Quick Answer: This prompt evaluates algorithmic problem-solving skills focused on combinatorial search and backtracking, including handling duplicate values, index distinctness, and enforcing character-uniqueness constraints across concatenated subsets.

Part 1: Find Three Cards Summing to 15

Given a list of integer card values, return the indices of three distinct cards whose values add up to exactly `15`. If multiple valid triples exist, return the lexicographically smallest triple of indices in increasing order. If no such triple exists, return an empty list. A brute-force approach checks every triple of indices in `O(n^3)`. A better solution should improve on that.

Constraints

  • `0 <= len(cards) <= 2000`
  • `-10^9 <= cards[i] <= 10^9`
  • Indices in the answer must be distinct
  • Duplicate card values may appear

Examples

Input: ([2, 7, 4, 8, 6, 1],)

Expected Output: [0, 1, 4]

Explanation: Values at indices 0, 1, and 4 are 2, 7, and 6, which sum to 15.

Input: ([5, 5, 5, 5],)

Expected Output: [0, 1, 2]

Explanation: There are multiple valid triples, so return the lexicographically smallest one.

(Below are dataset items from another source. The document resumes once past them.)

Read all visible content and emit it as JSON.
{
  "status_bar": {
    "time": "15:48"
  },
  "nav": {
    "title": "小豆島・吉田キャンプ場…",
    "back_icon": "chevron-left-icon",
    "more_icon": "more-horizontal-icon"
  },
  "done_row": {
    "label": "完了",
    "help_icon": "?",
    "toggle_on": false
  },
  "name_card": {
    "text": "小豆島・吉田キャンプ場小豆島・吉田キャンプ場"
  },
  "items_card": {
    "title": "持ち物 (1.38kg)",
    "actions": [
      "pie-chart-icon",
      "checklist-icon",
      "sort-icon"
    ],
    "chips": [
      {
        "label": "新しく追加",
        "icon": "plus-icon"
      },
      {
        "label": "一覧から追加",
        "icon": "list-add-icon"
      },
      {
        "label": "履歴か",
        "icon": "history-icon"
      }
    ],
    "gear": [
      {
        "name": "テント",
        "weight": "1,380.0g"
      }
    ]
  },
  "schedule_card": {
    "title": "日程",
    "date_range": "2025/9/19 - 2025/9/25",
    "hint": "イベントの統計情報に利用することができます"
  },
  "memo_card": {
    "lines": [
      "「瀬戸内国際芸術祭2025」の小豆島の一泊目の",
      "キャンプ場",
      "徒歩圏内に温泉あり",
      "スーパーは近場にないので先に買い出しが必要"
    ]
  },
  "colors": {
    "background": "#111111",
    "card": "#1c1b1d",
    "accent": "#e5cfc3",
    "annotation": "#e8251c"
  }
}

Input: ([20, -5, 0, 5, 10],)

Expected Output: [0, 1, 2]

Explanation: 20 + (-5) + 0 = 15.

Input: ([1, 2, 3, 4],)

Expected Output: []

Explanation: No three values sum to 15.

Input: ([15],)

Expected Output: []

Explanation: Edge case: fewer than three cards.

Hints

  1. Try fixing the first two indices and asking what third value is needed to reach 15.
  2. To make the answer deterministic, scan `i` and `j` from left to right and choose the earliest valid `k > j`.

Part 2: Maximize Unique Characters from a Word List

You are given a list of lowercase words. Choose any subset of the words and concatenate them in any order so that the final string contains no repeated characters. Return the maximum possible length of such a concatenation. A word that contains duplicate characters internally cannot be used at all. A straightforward solution uses backtracking over subsets. An optimized solution can represent each word as a bitmask and prune impossible branches.

Constraints

  • `0 <= len(words) <= 16`
  • `1 <= len(words[i]) <= 26`
  • `words[i]` contains only lowercase English letters

Examples

Input: (['ab', 'cd', 'aef', 'gh'],)

Expected Output: 7

Explanation: One best choice is 'cd' + 'aef' + 'gh', which has length 7 and all unique characters.

Input: ([],)

Expected Output: 0

Explanation: Edge case: choosing nothing gives length 0.

Input: (['aa', 'bc', 'def'],)

Expected Output: 5

Explanation: The word 'aa' is invalid because it repeats a character internally, so the best is 'bc' + 'def'.

Input: (['ab', 'bc', 'cd'],)

Expected Output: 4

Explanation: You cannot use 'ab' and 'bc' together, but 'ab' + 'cd' is valid and has length 4.

Input: (['abcdefghijklmnopqrstuvwxyz', 'ab', 'cd'],)

Expected Output: 26

Explanation: The single 26-letter word already uses every lowercase letter exactly once.

Hints

  1. First discard any word that already contains a repeated character inside itself.
  2. Represent each valid word as a 26-bit mask so overlap checks become very fast.